Wednesday, August 10, 2016

First EXEB-meeting fall 2016: on the evolution of coral snake mimicry





Posted by Erik Svensson

I hope everybody have enjoyed the summer and has had some time to relax. It is time to start this fall's EXEB-meetings, and suggest we meet and discuss this recent beutiful paper on the evolution of Batesian mimicry between coral snakes and king snakes by Allison Rabosky and colleagues. The paper is open access and can be downloaded here. This paper contains a nice mixture of phylogenetic comparative methods, macroevolutionary questions, colour evolution, mimicry and herps! What more could one ask for? Abstract is appended below.

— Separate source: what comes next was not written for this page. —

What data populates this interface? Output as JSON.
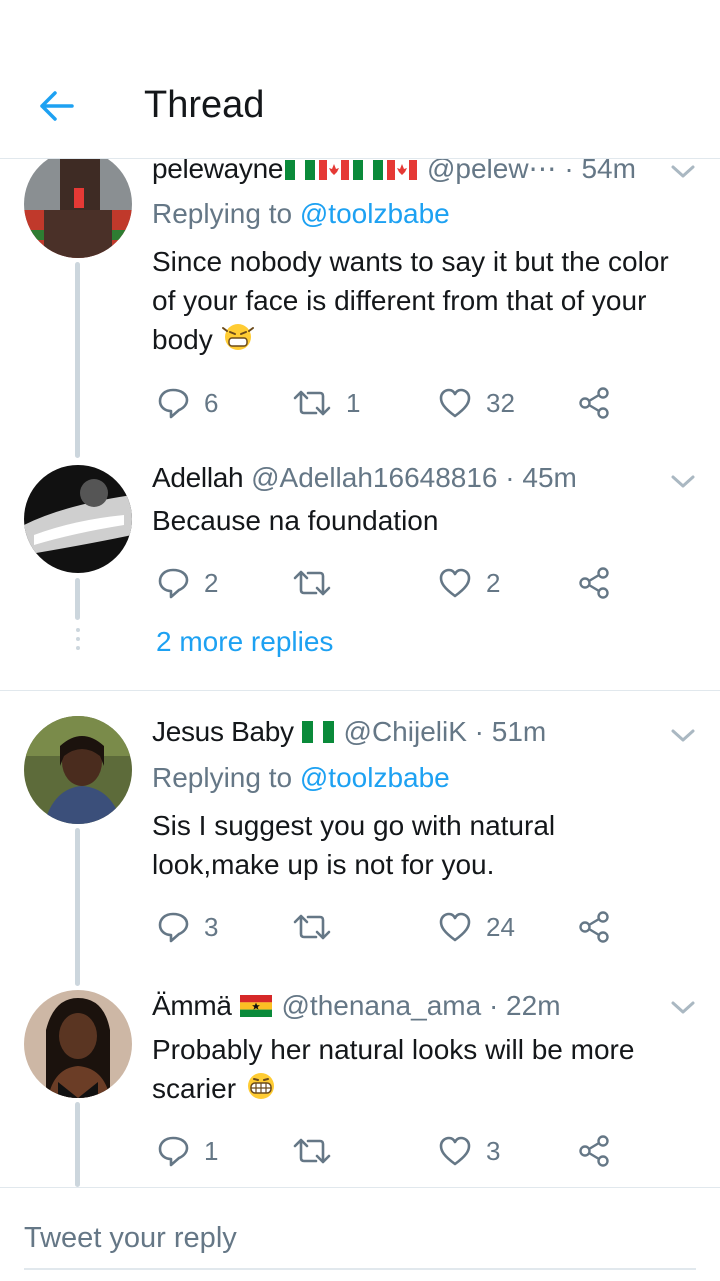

When: Tuesday August 16 at 10.00
Where: "Argumentet", 2nd floor, Ecology Building. 

I will bring "fika" :)

Coral snakes predict the evolution of mimicry across New World snakes 

Alison R. Davis Rabosky, Christian L. Cox, Daniel L. Rabosky, Pascal O. Title, Iris A. Holmes, Anat Feldman, Jimmy A. McGuire

Nature Communications 7, Article number: 11484 doi:10.1038/ncomms11484

Abstract

Batesian mimicry, in which harmless species (mimics) deter predators by deceitfully imitating the warning signals of noxious species (models), generates striking cases of phenotypic convergence that are classic examples of evolution by natural selection. However, mimicry of venomous coral snakes has remained controversial because of unresolved conflict between the predictions of mimicry theory and empirical patterns in the distribution and abundance of snakes. Here we integrate distributional, phenotypic and phylogenetic data across all New World snake species to demonstrate that shifts to mimetic coloration in nonvenomous snakes are highly correlated with coral snakes in both space and time, providing overwhelming support for Batesian mimicry. We also find that bidirectional transitions between mimetic and cryptic coloration are unexpectedly frequent over both long- and short-time scales, challenging traditional views of mimicry as a stable evolutionary ‘end point’ and suggesting that insect and snake mimicry may have different evolutionary dynamics.